According to the shipping industry on the 20th, Janggeum Maritime is pursuing a plan under which MSC will hold half of Janggeum Maritime's equity through a paid-in capital increase and, on that basis, run the company jointly.
To that end, it is proceeding with approval procedures with the Korea Fair Trade Commission and other relevant authorities. Once the process is completed, MSC's subsidiary SAS LUX will hold Janggeum Maritime equity.
Janggeum Maritime is a company 100% owned by Vice Chairman Jeong Ga-hyeon, the son of Jeong Tae-sun, chairman of Sinokor Merchant Marine, and since the end of last year it has aggressively expanded its VLCC fleet and is said to be operating more than 100 VLCCs.
Given that about 880 VLCCs are in operation worldwide, that means Janggeum Line operates more than 10%.
In the industry, as VLCC charter rates that had been on the rise have surged even more sharply due to the U.S.-Israeli invasion of Iran, MSC is seen as teaming up with Janggeum Maritime to expand its portfolio.
As the Strait of Hormuz has been closed due to the fallout from the U.S. and Israel's war with Iran, VLCC charter rates are around $500,000 per day (about 750 million won).
MSC holds about a 21% share of capacity in the container ship market.
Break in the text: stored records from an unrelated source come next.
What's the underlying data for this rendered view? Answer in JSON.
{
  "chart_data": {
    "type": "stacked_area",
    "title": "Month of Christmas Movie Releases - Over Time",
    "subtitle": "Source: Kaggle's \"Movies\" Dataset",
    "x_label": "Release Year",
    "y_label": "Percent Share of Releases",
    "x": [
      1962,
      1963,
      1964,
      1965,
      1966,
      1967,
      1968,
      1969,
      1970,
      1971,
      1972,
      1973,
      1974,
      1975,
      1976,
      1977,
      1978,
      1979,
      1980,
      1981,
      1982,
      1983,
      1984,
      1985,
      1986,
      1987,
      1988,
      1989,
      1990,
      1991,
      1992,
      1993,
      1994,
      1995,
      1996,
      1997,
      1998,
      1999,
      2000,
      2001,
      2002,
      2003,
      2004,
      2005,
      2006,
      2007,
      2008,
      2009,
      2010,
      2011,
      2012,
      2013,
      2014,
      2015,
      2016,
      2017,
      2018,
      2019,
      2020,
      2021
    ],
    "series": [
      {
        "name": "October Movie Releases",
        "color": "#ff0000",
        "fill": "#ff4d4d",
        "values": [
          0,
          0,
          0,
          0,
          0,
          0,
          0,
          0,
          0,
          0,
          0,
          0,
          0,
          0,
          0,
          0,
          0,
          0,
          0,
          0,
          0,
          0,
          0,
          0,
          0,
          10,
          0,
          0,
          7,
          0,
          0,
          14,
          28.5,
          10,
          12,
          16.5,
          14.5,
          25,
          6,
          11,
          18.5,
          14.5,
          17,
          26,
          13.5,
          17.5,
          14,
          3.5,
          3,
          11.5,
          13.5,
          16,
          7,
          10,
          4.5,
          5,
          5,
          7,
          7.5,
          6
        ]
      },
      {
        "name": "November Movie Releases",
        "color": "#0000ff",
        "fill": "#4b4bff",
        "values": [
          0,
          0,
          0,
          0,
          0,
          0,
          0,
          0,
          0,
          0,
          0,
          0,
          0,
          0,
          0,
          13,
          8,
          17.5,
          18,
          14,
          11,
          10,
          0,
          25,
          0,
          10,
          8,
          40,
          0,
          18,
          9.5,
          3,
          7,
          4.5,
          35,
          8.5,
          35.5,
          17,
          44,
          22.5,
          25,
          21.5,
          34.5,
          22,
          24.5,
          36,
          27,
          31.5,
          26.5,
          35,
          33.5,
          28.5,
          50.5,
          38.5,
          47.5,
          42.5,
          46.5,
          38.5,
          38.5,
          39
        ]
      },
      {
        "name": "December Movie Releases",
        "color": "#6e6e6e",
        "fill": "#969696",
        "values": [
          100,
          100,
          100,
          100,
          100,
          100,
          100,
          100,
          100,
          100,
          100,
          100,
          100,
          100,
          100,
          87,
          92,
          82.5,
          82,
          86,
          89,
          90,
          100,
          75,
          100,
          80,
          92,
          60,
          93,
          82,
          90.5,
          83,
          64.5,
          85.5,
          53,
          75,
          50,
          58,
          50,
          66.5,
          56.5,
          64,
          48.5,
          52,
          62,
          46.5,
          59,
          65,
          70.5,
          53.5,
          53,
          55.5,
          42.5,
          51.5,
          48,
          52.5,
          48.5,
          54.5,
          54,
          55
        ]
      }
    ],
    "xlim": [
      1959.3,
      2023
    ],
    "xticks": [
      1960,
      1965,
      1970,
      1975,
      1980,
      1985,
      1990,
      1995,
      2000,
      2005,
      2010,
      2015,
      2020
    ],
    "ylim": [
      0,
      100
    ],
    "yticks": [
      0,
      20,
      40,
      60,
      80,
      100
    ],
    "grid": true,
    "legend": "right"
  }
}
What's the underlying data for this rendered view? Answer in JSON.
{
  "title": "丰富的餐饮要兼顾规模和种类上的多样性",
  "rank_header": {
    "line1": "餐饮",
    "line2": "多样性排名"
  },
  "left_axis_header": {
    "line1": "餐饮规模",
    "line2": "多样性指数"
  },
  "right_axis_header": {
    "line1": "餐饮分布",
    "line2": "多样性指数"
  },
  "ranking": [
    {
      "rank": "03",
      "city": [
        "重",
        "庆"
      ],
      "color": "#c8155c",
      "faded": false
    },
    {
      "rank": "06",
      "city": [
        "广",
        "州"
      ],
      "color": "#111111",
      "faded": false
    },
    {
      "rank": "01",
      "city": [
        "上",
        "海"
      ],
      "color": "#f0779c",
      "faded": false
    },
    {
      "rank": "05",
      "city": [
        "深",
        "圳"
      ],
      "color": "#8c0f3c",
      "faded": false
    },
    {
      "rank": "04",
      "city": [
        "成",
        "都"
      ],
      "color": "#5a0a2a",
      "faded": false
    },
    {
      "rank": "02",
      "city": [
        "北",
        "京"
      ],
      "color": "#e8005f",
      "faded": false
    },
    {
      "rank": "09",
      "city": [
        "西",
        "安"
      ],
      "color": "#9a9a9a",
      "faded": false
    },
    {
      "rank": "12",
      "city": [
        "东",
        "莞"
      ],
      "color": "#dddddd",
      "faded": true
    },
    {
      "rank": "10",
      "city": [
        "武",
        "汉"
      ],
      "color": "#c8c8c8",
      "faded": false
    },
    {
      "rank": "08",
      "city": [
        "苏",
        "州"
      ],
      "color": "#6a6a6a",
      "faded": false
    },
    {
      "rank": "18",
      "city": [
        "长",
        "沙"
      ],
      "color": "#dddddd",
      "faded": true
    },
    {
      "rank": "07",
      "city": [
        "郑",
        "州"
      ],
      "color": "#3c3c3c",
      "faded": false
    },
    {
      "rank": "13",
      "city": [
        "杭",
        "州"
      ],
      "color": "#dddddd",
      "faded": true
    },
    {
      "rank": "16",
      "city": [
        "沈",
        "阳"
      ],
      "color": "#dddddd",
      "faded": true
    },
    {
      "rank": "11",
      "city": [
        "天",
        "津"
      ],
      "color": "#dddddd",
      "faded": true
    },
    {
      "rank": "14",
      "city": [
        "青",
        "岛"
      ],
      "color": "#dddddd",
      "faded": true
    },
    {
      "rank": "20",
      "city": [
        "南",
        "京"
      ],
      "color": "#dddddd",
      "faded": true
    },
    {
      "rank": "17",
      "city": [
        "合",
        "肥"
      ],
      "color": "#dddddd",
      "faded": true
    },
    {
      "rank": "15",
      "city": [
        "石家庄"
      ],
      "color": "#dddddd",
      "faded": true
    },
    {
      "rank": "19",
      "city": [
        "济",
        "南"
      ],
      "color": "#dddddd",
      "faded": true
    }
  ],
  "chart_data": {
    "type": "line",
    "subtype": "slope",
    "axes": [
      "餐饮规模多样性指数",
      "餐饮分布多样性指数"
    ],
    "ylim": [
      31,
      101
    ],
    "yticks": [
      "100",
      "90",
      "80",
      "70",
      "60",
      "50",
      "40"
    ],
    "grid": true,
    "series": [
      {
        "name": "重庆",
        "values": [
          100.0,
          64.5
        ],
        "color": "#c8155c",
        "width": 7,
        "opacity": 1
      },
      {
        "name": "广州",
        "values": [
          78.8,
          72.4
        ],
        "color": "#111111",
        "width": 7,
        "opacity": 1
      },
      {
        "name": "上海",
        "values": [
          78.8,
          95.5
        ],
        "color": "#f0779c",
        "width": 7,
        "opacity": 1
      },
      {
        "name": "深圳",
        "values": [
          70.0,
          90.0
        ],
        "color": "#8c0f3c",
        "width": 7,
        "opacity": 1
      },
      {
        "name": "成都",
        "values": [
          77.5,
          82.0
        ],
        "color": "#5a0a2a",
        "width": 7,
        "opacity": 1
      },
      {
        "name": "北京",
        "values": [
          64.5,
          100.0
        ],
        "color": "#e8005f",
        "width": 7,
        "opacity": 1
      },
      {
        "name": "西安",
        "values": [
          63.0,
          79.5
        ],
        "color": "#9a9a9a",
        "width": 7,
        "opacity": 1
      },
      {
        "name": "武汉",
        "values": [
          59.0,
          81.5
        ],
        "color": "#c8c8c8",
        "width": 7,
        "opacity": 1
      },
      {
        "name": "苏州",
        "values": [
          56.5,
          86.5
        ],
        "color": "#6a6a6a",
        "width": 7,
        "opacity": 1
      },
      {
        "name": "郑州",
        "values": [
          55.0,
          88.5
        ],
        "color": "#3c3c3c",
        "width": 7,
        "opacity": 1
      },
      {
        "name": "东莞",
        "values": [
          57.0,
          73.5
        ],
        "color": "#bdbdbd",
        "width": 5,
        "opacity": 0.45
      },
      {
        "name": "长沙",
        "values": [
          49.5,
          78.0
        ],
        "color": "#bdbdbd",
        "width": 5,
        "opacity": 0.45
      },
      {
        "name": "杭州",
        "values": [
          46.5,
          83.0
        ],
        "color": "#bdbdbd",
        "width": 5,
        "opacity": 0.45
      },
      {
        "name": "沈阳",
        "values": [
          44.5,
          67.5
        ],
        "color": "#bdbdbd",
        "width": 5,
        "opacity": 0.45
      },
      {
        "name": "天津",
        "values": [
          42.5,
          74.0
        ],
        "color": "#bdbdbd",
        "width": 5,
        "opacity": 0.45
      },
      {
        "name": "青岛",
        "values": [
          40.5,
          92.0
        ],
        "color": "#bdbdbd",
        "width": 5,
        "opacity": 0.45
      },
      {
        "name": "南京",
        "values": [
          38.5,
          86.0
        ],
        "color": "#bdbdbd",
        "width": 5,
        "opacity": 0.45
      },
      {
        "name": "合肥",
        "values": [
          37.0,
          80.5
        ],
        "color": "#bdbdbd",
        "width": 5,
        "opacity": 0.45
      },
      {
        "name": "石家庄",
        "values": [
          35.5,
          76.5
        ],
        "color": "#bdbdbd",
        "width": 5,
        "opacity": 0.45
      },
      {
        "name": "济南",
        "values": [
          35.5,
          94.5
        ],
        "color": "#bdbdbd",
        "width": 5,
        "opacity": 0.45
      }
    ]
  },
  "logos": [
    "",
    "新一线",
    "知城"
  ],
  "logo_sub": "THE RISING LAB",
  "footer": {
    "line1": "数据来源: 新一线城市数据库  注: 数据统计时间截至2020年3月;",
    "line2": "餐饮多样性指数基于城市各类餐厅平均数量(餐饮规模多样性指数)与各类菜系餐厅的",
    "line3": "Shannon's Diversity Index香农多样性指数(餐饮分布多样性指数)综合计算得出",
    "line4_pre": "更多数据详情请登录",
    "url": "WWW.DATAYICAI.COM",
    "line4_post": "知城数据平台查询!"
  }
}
It is a Swiss family-run company led by Chairman Gianluigi Aponte.
A Janggeum Maritime official said, "We are moving forward in the form of raising capital from MSC through a paid-in capital increase and sharing equity for joint management," adding, "The size of the paid-in capital increase is still being coordinated, and the secured funds will be used as investment capital."